Me wearing a traditional Islamic gown

One of Mohammed’s daughters was really friendly and funny.  The other daughter was very shy.  I also met the rest of Mohammed’s family that lived in his home.  In Egypt, it is traditional for a family to have the grandfather, grandmother, mom, dad and children all under the same roof!  Also, Mohammed’s younger brother lives at his home also.  It was really a full house!  I loved the strong family connection that I saw because it meant that everyone was being taken care of.

When dinner started, my eyes went wide when I saw the dinner spread.  A “spread” is everything that is being served for dinner. Our spread included very traditional Egyptian food.  There was baked chicken, cilantro, cucumber and tomato salad, potatoes in tomato soup, rice, and even koshari!  “Koshari” (pronounced koh-sha-ree) is noodles and rice with a little tomato sauce and garlic.  After that huge meal I was so full!

However, it wasn’t over yet! They brought me delicious, fresh mango juice for dessert!  How could I resist the juice of my favorite fruit that is so sweet and delicious?  Then, after the fresh mango juice, we all had 7UP soda.  Mohammed told me that it is normal to have 7UP after a meal to help the stomach to settle.

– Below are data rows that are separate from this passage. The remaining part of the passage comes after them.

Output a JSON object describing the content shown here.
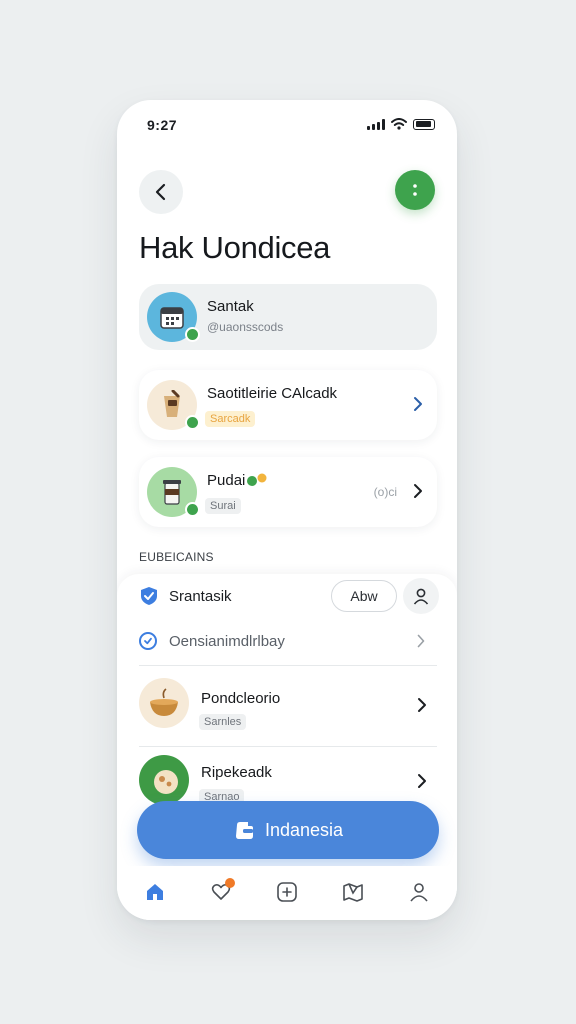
{
  "status_bar": {
    "time": "9:27"
  },
  "header": {
    "title": "Hak Uondicea"
  },
  "profile_card": {
    "name": "Santak",
    "handle": "@uaonsscods"
  },
  "cards": [
    {
      "title": "Saotitleirie CAlcadk",
      "tag": "Sarcadk"
    },
    {
      "title": "Pudai",
      "tag": "Surai",
      "count": "(o)ci"
    }
  ],
  "section": {
    "heading": "EUBEICAINS"
  },
  "sheet": {
    "top_row": {
      "label": "Srantasik",
      "apply_label": "Abw"
    },
    "check_row": {
      "label": "Oensianimdlrlbay"
    },
    "items": [
      {
        "title": "Pondcleorio",
        "tag": "Sarnles"
      },
      {
        "title": "Ripekeadk",
        "tag": "Sarnao"
      }
    ]
  },
  "primary_action": {
    "label": "Indanesia"
  },
  "tabs": [
    "home",
    "favorites",
    "add",
    "map",
    "profile"
  ],
  "colors": {
    "accent_blue": "#4a86da",
    "accent_green": "#3ea34d",
    "badge_orange": "#f07a27"
  }
}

Here is Mohammed and some of his family

Why does the community have this tradition?

I think the Egyptian community has the tradition of showing hospitality to their new friends because it is a way practice Islam.  Being a good Muslim is extremely important to Islamic Egyptians.  I learned that one way to be a good Muslim is to share what you have with others, especially if others don’t have what you have.

For me, Mohammed was sharing his family and homemade food with me because I don’t have my family, or homemade food since I am so far away from home.  Even though I am sad to be away from home, it was so nice to be able to feel like I was at home at the house of Mohammed and his wonderful family.

Is this tradition connected to its environment? How?

What do you think of this dinner spread?

The tradition of Egyptian hospitality is connected to the environment of Egypt.  Mostly, ingredients used to make all of the delicious dishes I got to eat with Mohammed’s family were from Egypt.  Actually, I have never tasted cucumbers as delicious as the cucumbers that are grown here in Egypt.  Another food that is grown in Egypt is wheat and rice which they use to make the Egyptian special dish, koshari.

I will never forget the hospitality that Mohammed and his family showed me at his home in Egypt.  Also, the pictures I have of the event that I will share with all of my family, friends and, of course, my class connection in NYC!


This is where I went on the same day I went to Mohammed’s house. Isn’t this pyramid cool?